Раскрасневшаяся, без нижнего белья, торопливо стирая неровные следы от помады, Сесилия вышла из кабинета к клиенту, а Феликс рассеянно смотрел ей в спину.
– Зачем вы все это мне рассказываете, сеньор Беренгер?
– Чтобы вы все знали. Это длилось несколько лет.
– Я не верю ни одному вашему слову.
– Ну так это не все. Это еще не вся история.
– Что ж, рассказывайте. Я же сказала – у нас есть время.
– Ты – трус. Нет-нет, дай мне сказать: трус! Пять лет я слышу эту песню: да, Сесилия, в следующем месяце я все ей расскажу, обещаю тебе! Трус! Пять лет водишь меня за нос. Пять лет! Я не наивная девочка! (…) Нет, нет, нет. Сейчас говорю я: мы никогда не будем жить вместе, потому что ты меня не любишь. Нет, это ты помолчи, моя очередь говорить. Я сказала тебе, чтобы ты замолчал! Можешь засунуть себе в задницу все свои красивые слова! Все кончено. Слышишь меня? Что? (…) Нет. Не говори мне ничего! Что? Потому что я повешу трубку, когда захочу. (…) Нет, дорогой, когда мне приспичит.
– Я уже сказала, что не верю ни единому слову. Я знаю, что говорю.
– Ваше право. Думаю, мне следует поискать другую работу.
– Нет. Ежемесячно вы будете возмещать украденное – и можете продолжать работать.
– Я предпочитаю уволиться.
– Что ж, тогда я заявлю на вас в полицию, сеньор Беренгер.
Мама вынула из папки листок, на котором были написаны какие-то цифры.
– аше жалованье с сегодняшнего дня. Вот сумма, которую я буду удерживать. Я хочу, чтобы вы вернули мне все до последнего дуро. А сидя в тюрьме, вы не сможете мне вернуть деньги. Итак, что вы выбираете, сеньор Беренгер?
Сеньор Беренгер открывал и закрывал рот, словно рыба на берегу. И тут он почувствовал дыхание сеньоры Ардевол на своей коже – она поднялась, обогнула стол и приблизила к нему лицо, чтобы тихо и нежно сказать: а если со мной вдруг случится что-нибудь странное, то имейте в виду, что все сведения для полиции и необходимые инструкции к ним хранятся в сейфе одного нотариуса в Барселоне, двадцать первое марта тысяча девятьсот пятьдесят восьмого года, подписано Карме Боск д’Ардевол. Я – такой-то и такой-то, нотариус, заверяю. И после паузы повторила: так что вы выбираете, сеньор Беренгер?

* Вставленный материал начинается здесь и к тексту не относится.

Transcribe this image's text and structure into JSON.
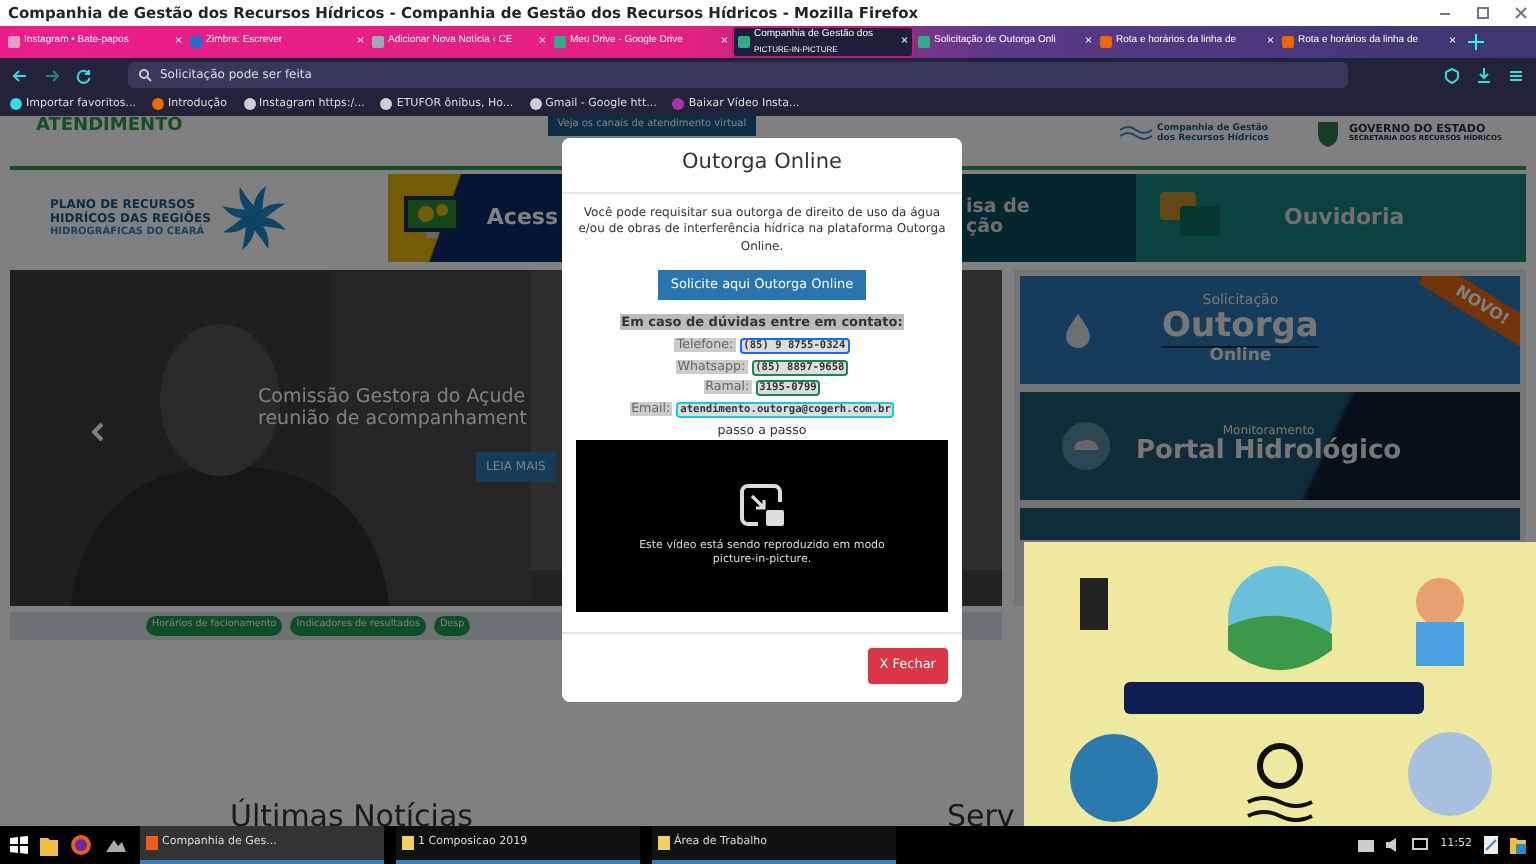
{
  "window": {
    "title": "Companhia de Gestão dos Recursos Hídricos - Companhia de Gestão dos Recursos Hídricos - Mozilla Firefox"
  },
  "tabs": [
    {
      "label": "Instagram • Bate-papos",
      "close": "×",
      "selected": false
    },
    {
      "label": "Zimbra: Escrever",
      "close": "×",
      "selected": false
    },
    {
      "label": "Adicionar Nova Notícia ‹ CE",
      "close": "×",
      "selected": false
    },
    {
      "label": "Meu Drive - Google Drive",
      "close": "×",
      "selected": false
    },
    {
      "label": "Companhia de Gestão dos",
      "sublabel": "PICTURE-IN-PICTURE",
      "close": "×",
      "selected": true
    },
    {
      "label": "Solicitação de Outorga Onli",
      "close": "×",
      "selected": false
    },
    {
      "label": "Rota e horários da linha de",
      "close": "×",
      "selected": false
    },
    {
      "label": "Rota e horários da linha de",
      "close": "×",
      "selected": false
    }
  ],
  "address_bar": {
    "value": "Solicitação pode ser feita"
  },
  "bookmarks": [
    "Importar favoritos...",
    "Introdução",
    "Instagram https:/...",
    "ETUFOR ônibus, Ho...",
    "Gmail - Google htt...",
    "Baixar Vídeo Insta..."
  ],
  "page": {
    "header": {
      "heading": "ATENDIMENTO",
      "channels_button": "Veja os canais de atendimento virtual",
      "company_logo": [
        "Companhia de Gestão",
        "dos Recursos Hídricos"
      ],
      "state_logo": "GOVERNO DO ESTADO",
      "state_sublogo": "SECRETARIA DOS RECURSOS HÍDRICOS"
    },
    "banners": [
      {
        "kind": "plan",
        "lines": [
          "PLANO DE RECURSOS",
          "HIDRÍCOS DAS REGIÕES",
          "HIDROGRÁFICAS DO CEARÁ"
        ]
      },
      {
        "kind": "access",
        "lines": [
          "Acess"
        ]
      },
      {
        "kind": "survey",
        "lines": [
          "isa de",
          "ção"
        ]
      },
      {
        "kind": "ombudsman",
        "lines": [
          "Ouvidoria"
        ]
      }
    ],
    "carousel": {
      "caption": [
        "Comissão Gestora do Açude",
        "reunião de acompanhament"
      ],
      "button": "LEIA MAIS"
    },
    "links": [
      "Horários de facionamento",
      "Indicadores de resultados",
      "Desp"
    ],
    "services": [
      {
        "kind": "outorga",
        "overline": "Solicitação",
        "title": "Outorga",
        "subtitle": "Online",
        "ribbon": "NOVO!"
      },
      {
        "kind": "portal",
        "overline": "Monitoramento",
        "title": "Portal Hidrológico"
      }
    ],
    "sections": [
      "Últimas Notícias",
      "Serv"
    ]
  },
  "modal": {
    "title": "Outorga Online",
    "text": "Você pode requisitar sua outorga de direito de uso da água e/ou de obras de interferência hídrica na plataforma Outorga Online.",
    "button": "Solicite aqui Outorga Online",
    "contact_heading": "Em caso de dúvidas entre em contato:",
    "contacts": [
      {
        "label": "Telefone:",
        "value": "(85) 9 8755-0324",
        "color": "#0d6efd"
      },
      {
        "label": "Whatsapp:",
        "value": "(85) 8897-9658",
        "color": "#198754"
      },
      {
        "label": "Ramal:",
        "value": "3195-0799",
        "color": "#198754"
      },
      {
        "label": "Email:",
        "value": "atendimento.outorga@cogerh.com.br",
        "color": "#0dcaf0"
      }
    ],
    "video_caption": "passo a passo",
    "video_message": "Este vídeo está sendo reproduzido em modo picture-in-picture.",
    "close": "X Fechar"
  },
  "taskbar": {
    "tasks": [
      {
        "label": "Companhia de Ges...",
        "selected": true
      },
      {
        "label": "1 Composicao 2019",
        "selected": false
      },
      {
        "label": "Área de Trabalho",
        "selected": false
      }
    ],
    "clock": "11:52"
  }
}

Словно кто-то ее толкал, заставляя забыть всякий стыд и подчиниться порыву, она требовала аудиенции у гражданского губернатора Барселоны, отвратительного Аседо Колунги. В своей роли вдовы генерала Морагеса сеньора Карме Боск д’Ардевол предстала перед личным секретарем губернатора с прошением о правосудии.
– Правосудии для кого, сеньора?
– Для убийцы моего мужа.
– Мне необходимо больше информации, чтобы понять, о ком вы говорите.
– Я изложила все обстоятельства в бумаге, обосновывающей мое прошение об аудиенции. Детально. – Пауза. – Вы ее читали?
Секретарь губернатора посмотрел в бумаги, лежащие перед ним. Внимательно прочел. Черная вдова старалась выровнять дыхание и думала, что стоит тут, теряя нервы и здоровье, ради человека, который с самого начала ее игнорировал и никогда не любил в своей «ссучьей жизни».
– Очень хорошо, – сказал секретарь. – И чего вы желаете?
– Говорить с его превосходительством сеньором гражданским губернатором.
– Вы уже говорите со мной, это одно и то же.
– Я хочу говорить с губернатором лично.
– Невозможно, выбросьте это из головы.
– Но…
– Вы не можете этого сделать.
Она не могла этого сделать. Выйдя из резиденции губернатора на трясущихся от злости ногах, она приняла решение оставить эти попытки. Быть может, чудесное явление моего итальянского ангела подтолкнуло ее к этому даже больше, чем презрительное отношение франкистских властей. А также настойчивое желание некоторых людей представить Феликса человеком, неразборчивым в связях и одержимым сексом. А может, что-то еще стало причиной того, что она пришла к заключению, что больше не хочет требовать справедливости ради человека, который был так несправедлив к ней самой. Да. Или нет. Самым загадочным человеком в моей жизни был отец, а потом – до нашей встречи с тобой – мама. Через несколько дней все переменилось, и она изменила свое решение. Об этом я могу рассказать как свидетель, ничего не придумывая.
– Дззззззыннннннь!
Дверь открыл я. Мама недавно вернулась из магазина и, кажется, была в ванной. Табачная вонь, сопровождавшая комиссара Пласенсию, ворвалась в дом первой.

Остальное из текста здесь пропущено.